The first vials of the vaccine have been manufactured at Moderna’s Massachusetts manufacturing plant and shipped to NIAID for phase one human clinical trial. The trial began on 16 March at the Kaiser Permanente Washington Health Research Institute in Seattle, Washington. The trial is expected to take 14 months.
Testing in animals for the specific risk of vaccine enhancement, which should establish whether the vaccine is safe to expose larger numbers of people, will proceed simultaneously with human trials. And NIH will move to larger human studies only once human and animal studies confirm that the vaccine is safe. Trials that show whether a vaccine can prevent infections in people won’t proceed without such data from animals.
INO-4800 Vaccine development by Inovio Pharmaceuticals
Inovio Pharmaceuticals has collaborated with Beijing Advaccine Biotechnology Company to advance the development of the former vaccine, INO-4800, as a novel coronavirus vaccine. Inovio announced an accelerated timeline for the development of the vaccine on 03 March. The company has started pre-clinical testing for clinical product manufacturing.
Researchers reported injecting Inovio’s vaccine — a DNA molecule carrying instructions to make the spike protein — into mice and guinea pigs. They found that the animals produced both antibodies and T cells against the virus. Study leader Kate Broderick, Inovio’s senior vice-president for preclinical research and development, says that her team has now given the vaccine to monkeys and is soon to start studies in which vaccinated animals are infected with the virus to see whether they are protected.
Human clinical trials in 30 healthy volunteers are expected to commence in April 2020 in the US, followed by China, and South Korea. A phase one clinical trial is planned to be conducted in parallel in China, by Beijing Advaccine. Results from the clinical trials are expected to be available in September 2020.

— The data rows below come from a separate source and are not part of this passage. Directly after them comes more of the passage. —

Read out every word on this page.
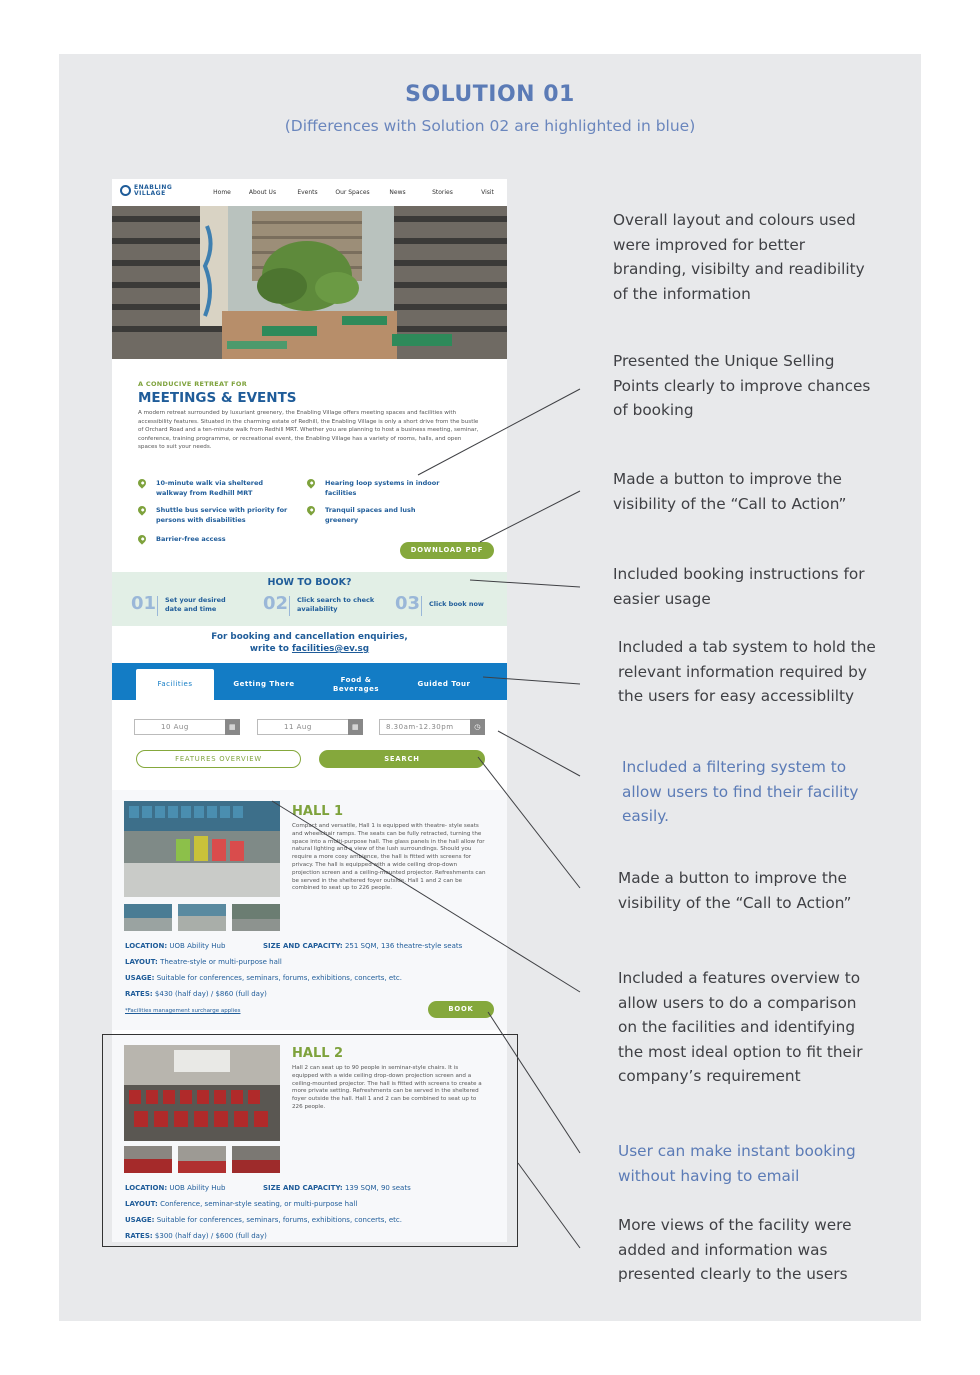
SOLUTION 01
(Differences with Solution 02 are highlighted in blue)
ENABLING
VILLAGE	Home	About Us	Events	Our Spaces	News	Stories	Visit
A CONDUCIVE RETREAT FOR
MEETINGS & EVENTS
A modern retreat surrounded by luxuriant greenery, the Enabling Village offers meeting spaces and facilities with accessibility features. Situated in the charming estate of Redhill, the Enabling Village is only a short drive from the bustle of Orchard Road and a ten-minute walk from Redhill MRT. Whether you are planning to host a business meeting, seminar, conference, training programme, or recreational event, the Enabling Village has a variety of rooms, halls, and open spaces to suit your needs.
10-minute walk via sheltered walkway from Redhill MRT
Hearing loop systems in indoor facilities
Shuttle bus service with priority for persons with disabilities
Tranquil spaces and lush greenery
Barrier-free access
DOWNLOAD PDF
HOW TO BOOK?
01 Set your desired date and time	02 Click search to check availability	03 Click book now
For booking and cancellation enquiries,
write to facilities@ev.sg
Facilities	Getting There
Food & Beverages
Guided Tour
10 Aug	▦	11 Aug	▦	8.30am-12.30pm	◷
FEATURES OVERVIEW	SEARCH
HALL 1
Compact and versatile, Hall 1 is equipped with theatre- style seats and wheelchair ramps. The seats can be fully retracted, turning the space into a multi-purpose hall. The glass panels in the hall allow for natural lighting and a view of the lush surroundings. Should you require a more cosy ambience, the hall is fitted with screens for privacy. The hall is equipped with a wide ceiling drop-down projection screen and a ceiling-mounted projector. Refreshments can be served in the sheltered foyer outside. Hall 1 and 2 can be combined to seat up to 226 people.
LOCATION: UOB Ability Hub	SIZE AND CAPACITY: 251 SQM, 136 theatre-style seats
LAYOUT: Theatre-style or multi-purpose hall
USAGE: Suitable for conferences, seminars, forums, exhibitions, concerts, etc.
RATES: $430 (half day) / $860 (full day)
*Facilities management surcharge applies	BOOK
HALL 2
Hall 2 can seat up to 90 people in seminar-style chairs. It is equipped with a wide ceiling drop-down projection screen and a ceiling-mounted projector. The hall is fitted with screens to create a more private setting. Refreshments can be served in the sheltered foyer outside the hall. Hall 1 and 2 can be combined to seat up to 226 people.
LOCATION: UOB Ability Hub	SIZE AND CAPACITY: 139 SQM, 90 seats
LAYOUT: Conference, seminar-style seating, or multi-purpose hall
USAGE: Suitable for conferences, seminars, forums, exhibitions, concerts, etc.
RATES: $300 (half day) / $600 (full day)
Overall layout and colours used were improved for better branding, visibilty and readibility of the information
Presented the Unique Selling Points clearly to improve chances of booking
Made a button to improve the visibility of the “Call to Action”
Included booking instructions for easier usage
Included a tab system to hold the relevant information required by the users for easy accessiblilty
Included a filtering system to allow users to find their facility easily.
Made a button to improve the visibility of the “Call to Action”
Included a features overview to allow users to do a comparison on the facilities and identifying the most ideal option to fit their company’s requirement
User can make instant booking without having to email
More views of the facility were added and information was presented clearly to the users
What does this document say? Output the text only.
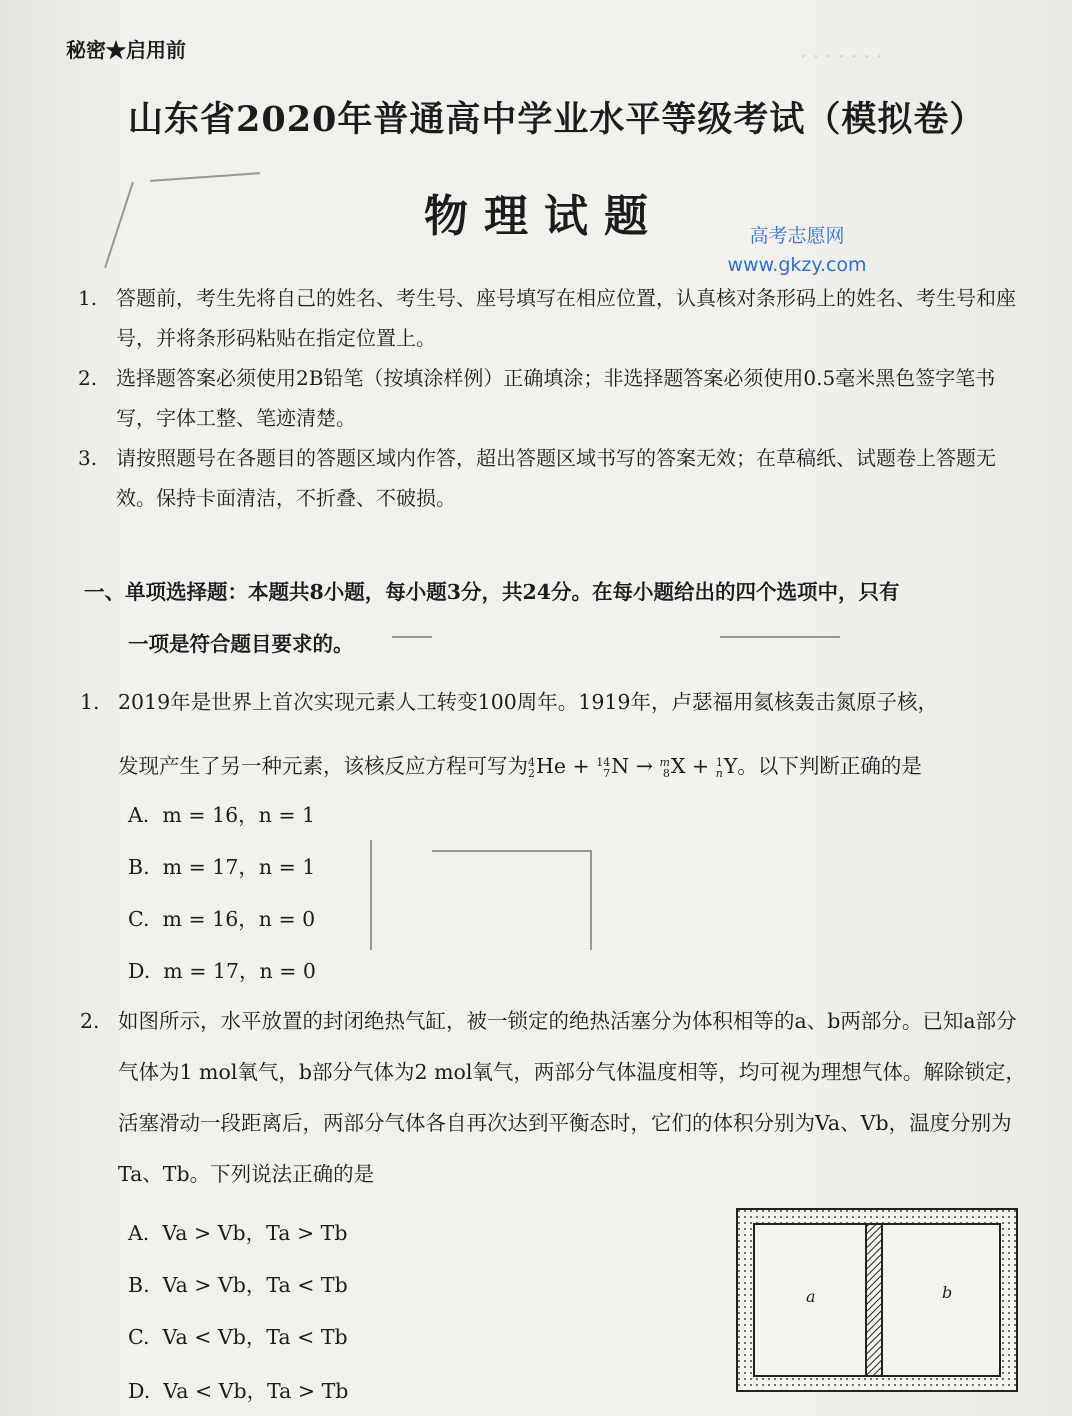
· · · · · · ·
秘密★启用前
山东省2020年普通高中学业水平等级考试（模拟卷）
物理试题	高考志愿网
www.gkzy.com
1. 答题前，考生先将自己的姓名、考生号、座号填写在相应位置，认真核对条形码上的姓名、考生号和座号，并将条形码粘贴在指定位置上。
2. 选择题答案必须使用2B铅笔（按填涂样例）正确填涂；非选择题答案必须使用0.5毫米黑色签字笔书写，字体工整、笔迹清楚。
3. 请按照题号在各题目的答题区域内作答，超出答题区域书写的答案无效；在草稿纸、试题卷上答题无效。保持卡面清洁，不折叠、不破损。
一、单项选择题：本题共8小题，每小题3分，共24分。在每小题给出的四个选项中，只有
一项是符合题目要求的。
1. 2019年是世界上首次实现元素人工转变100周年。1919年，卢瑟福用氦核轰击氮原子核，
发现产生了另一种元素，该核反应方程可写为 4
2 He + 14
7 N → m
8 X + 1
n Y。以下判断正确的是
A. m = 16，n = 1
B. m = 17，n = 1
C. m = 16，n = 0
D. m = 17，n = 0
2. 如图所示，水平放置的封闭绝热气缸，被一锁定的绝热活塞分为体积相等的a、b两部分。已知a部分气体为1 mol氧气，b部分气体为2 mol氧气，两部分气体温度相等，均可视为理想气体。解除锁定，活塞滑动一段距离后，两部分气体各自再次达到平衡态时，它们的体积分别为Va、Vb，温度分别为Ta、Tb。下列说法正确的是
A. Va > Vb，Ta > Tb
B. Va > Vb，Ta < Tb
C. Va < Vb，Ta < Tb
D. Va < Vb，Ta > Tb
a	b
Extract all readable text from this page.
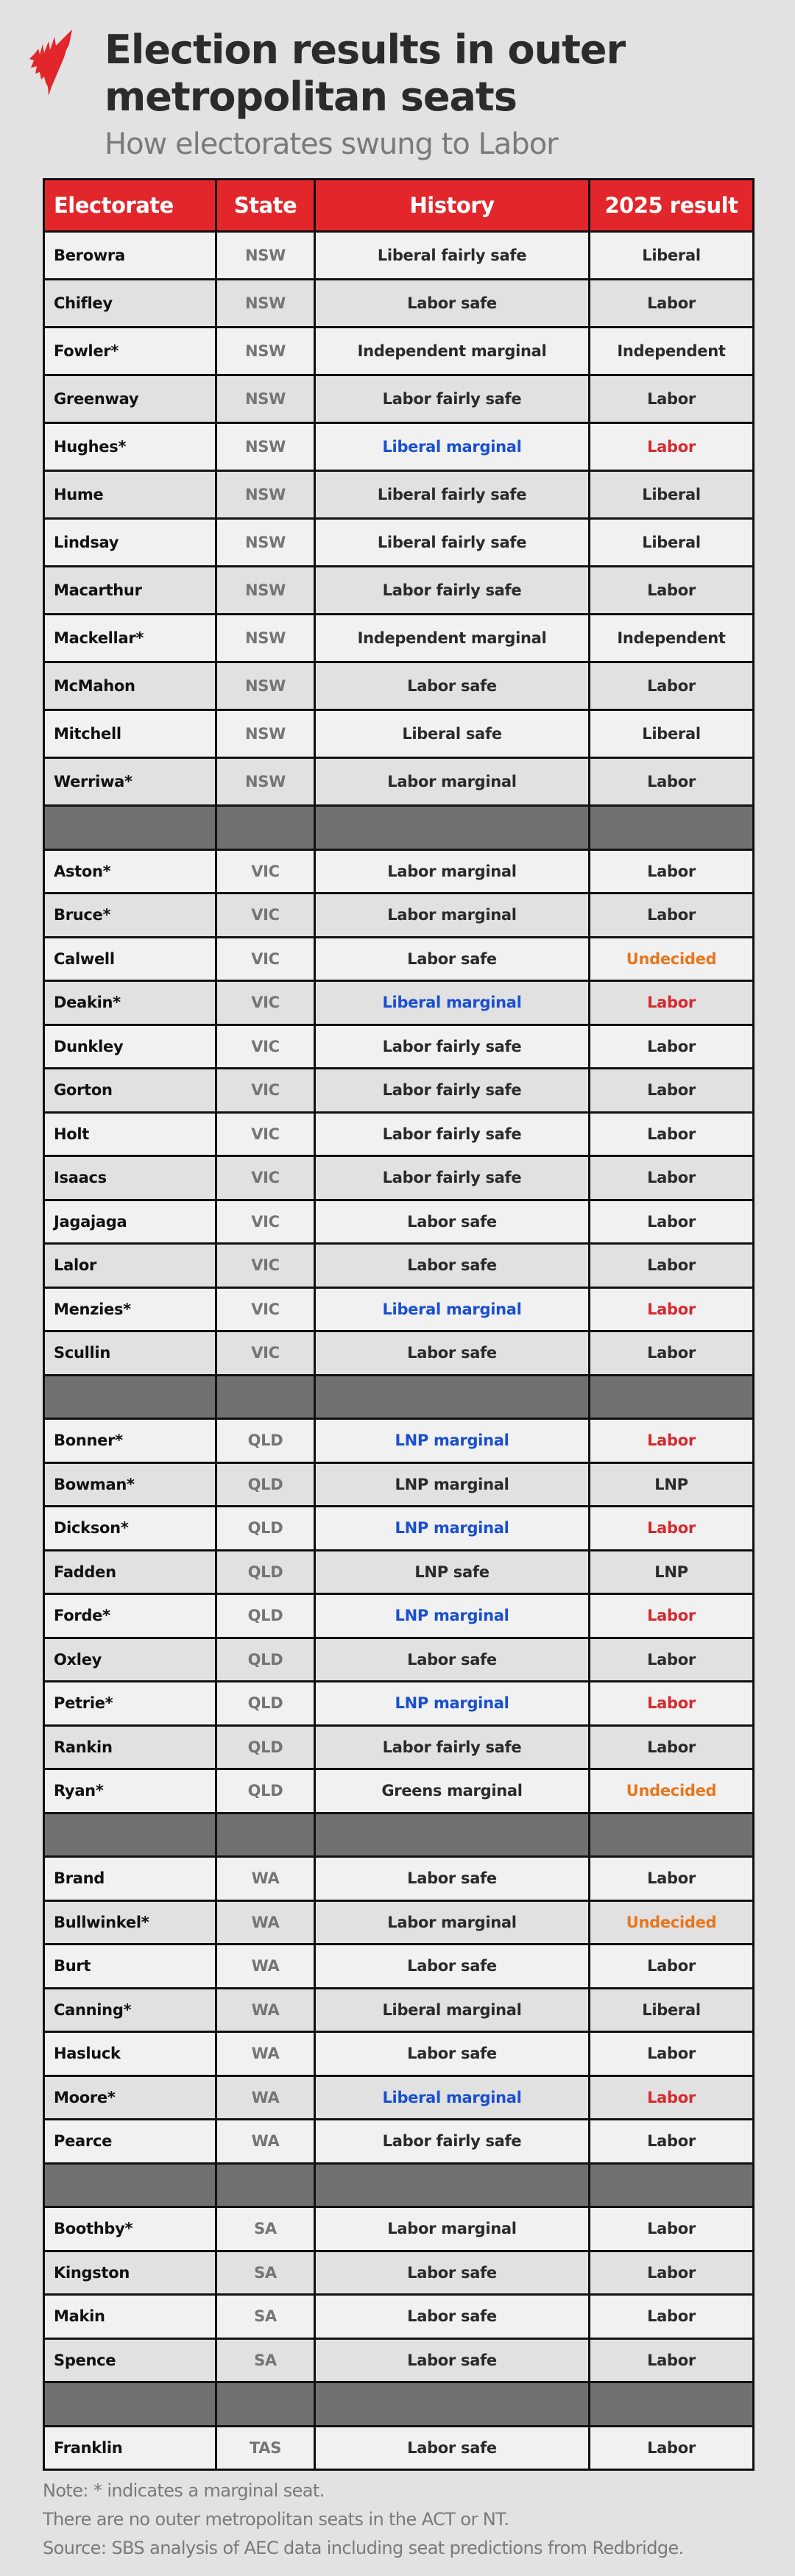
Election results in outer
metropolitan seats
How electorates swung to Labor
Electorate	State	History	2025 result
Berowra	NSW	Liberal fairly safe	Liberal
Chifley	NSW	Labor safe	Labor
Fowler*	NSW	Independent marginal	Independent
Greenway	NSW	Labor fairly safe	Labor
Hughes*	NSW	Liberal marginal	Labor
Hume	NSW	Liberal fairly safe	Liberal
Lindsay	NSW	Liberal fairly safe	Liberal
Macarthur	NSW	Labor fairly safe	Labor
Mackellar*	NSW	Independent marginal	Independent
McMahon	NSW	Labor safe	Labor
Mitchell	NSW	Liberal safe	Liberal
Werriwa*	NSW	Labor marginal	Labor

Aston*	VIC	Labor marginal	Labor
Bruce*	VIC	Labor marginal	Labor
Calwell	VIC	Labor safe	Undecided
Deakin*	VIC	Liberal marginal	Labor
Dunkley	VIC	Labor fairly safe	Labor
Gorton	VIC	Labor fairly safe	Labor
Holt	VIC	Labor fairly safe	Labor
Isaacs	VIC	Labor fairly safe	Labor
Jagajaga	VIC	Labor safe	Labor
Lalor	VIC	Labor safe	Labor
Menzies*	VIC	Liberal marginal	Labor
Scullin	VIC	Labor safe	Labor

Bonner*	QLD	LNP marginal	Labor
Bowman*	QLD	LNP marginal	LNP
Dickson*	QLD	LNP marginal	Labor
Fadden	QLD	LNP safe	LNP
Forde*	QLD	LNP marginal	Labor
Oxley	QLD	Labor safe	Labor
Petrie*	QLD	LNP marginal	Labor
Rankin	QLD	Labor fairly safe	Labor
Ryan*	QLD	Greens marginal	Undecided

Brand	WA	Labor safe	Labor
Bullwinkel*	WA	Labor marginal	Undecided
Burt	WA	Labor safe	Labor
Canning*	WA	Liberal marginal	Liberal
Hasluck	WA	Labor safe	Labor
Moore*	WA	Liberal marginal	Labor
Pearce	WA	Labor fairly safe	Labor

Boothby*	SA	Labor marginal	Labor
Kingston	SA	Labor safe	Labor
Makin	SA	Labor safe	Labor
Spence	SA	Labor safe	Labor

Franklin	TAS	Labor safe	Labor

Note: * indicates a marginal seat.

There are no outer metropolitan seats in the ACT or NT.

Source: SBS analysis of AEC data including seat predictions from Redbridge.
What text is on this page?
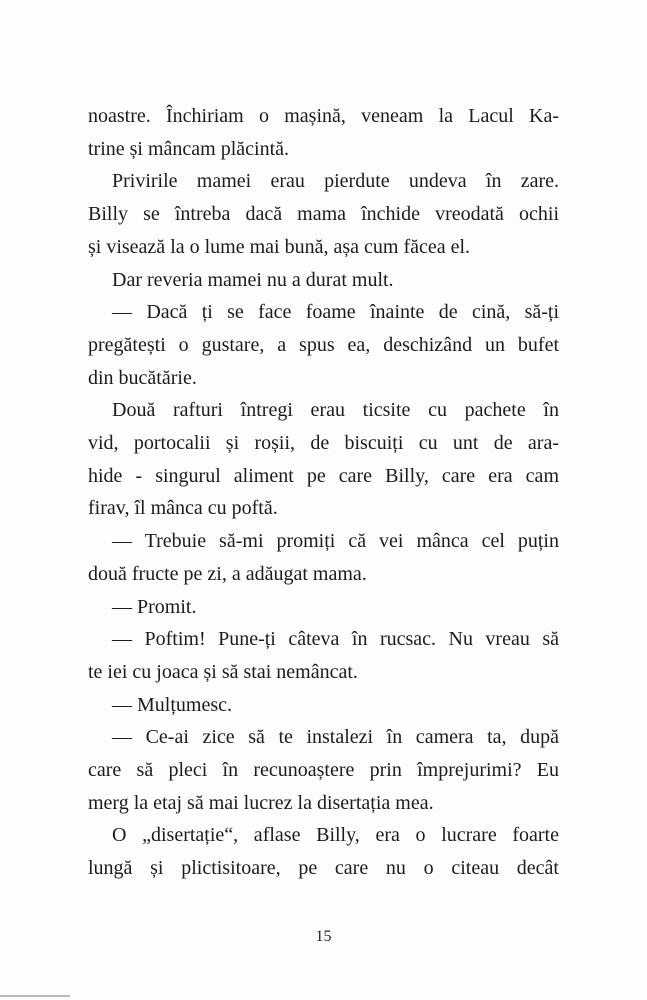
noastre. Închiriam o mașină, veneam la Lacul Ka-
trine și mâncam plăcintă.

Privirile mamei erau pierdute undeva în zare.
Billy se întreba dacă mama închide vreodată ochii
și visează la o lume mai bună, așa cum făcea el.

Dar reveria mamei nu a durat mult.

— Dacă ți se face foame înainte de cină, să-ți
pregătești o gustare, a spus ea, deschizând un bufet
din bucătărie.

Două rafturi întregi erau ticsite cu pachete în
vid, portocalii și roșii, de biscuiți cu unt de ara-
hide - singurul aliment pe care Billy, care era cam
firav, îl mânca cu poftă.

— Trebuie să-mi promiți că vei mânca cel puțin
două fructe pe zi, a adăugat mama.

— Promit.

— Poftim! Pune-ți câteva în rucsac. Nu vreau să
te iei cu joaca și să stai nemâncat.

— Mulțumesc.

— Ce-ai zice să te instalezi în camera ta, după
care să pleci în recunoaștere prin împrejurimi? Eu
merg la etaj să mai lucrez la disertația mea.

O „disertație“, aflase Billy, era o lucrare foarte
lungă și plictisitoare, pe care nu o citeau decât

15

Vaccine materials & development – University of Oxford
Oxford University will use CEPI funds to support the manufacture of vaccine materials required for animal testing and early-stage human safety trials. A research team at Oxford University’s Jenner Institute is already preparing to begin clinical testing of a novel coronavirus vaccine candidate.
The vaccines are produced using a safe version of an adenovirus; another virus that can cause a common cold-like illness. A chimpanzee adenovirus vaccine vector (ChAdOx1), developed at Oxford’s Jenner Institute, was chosen as the most suitable vaccine technology for a SARS-CoV-2 vaccine as it can generate a strong immune response from one dose and it is not a replicating virus, so it cannot cause an ongoing infection in the vaccinated individual. The adenovirus has been modified so that it cannot reproduce within the body, and the genetic code to provide instructions for making the coronavirus Spike protein has been added, enabling the adenovirus to produce this protein after vaccination. That results in the formation of antibodies to the Spike protein, which is found on the surface of coronaviruses. In someone who has been vaccinated, antibodies to the Spike can bind to the coronavirus and stop it from causing an infection.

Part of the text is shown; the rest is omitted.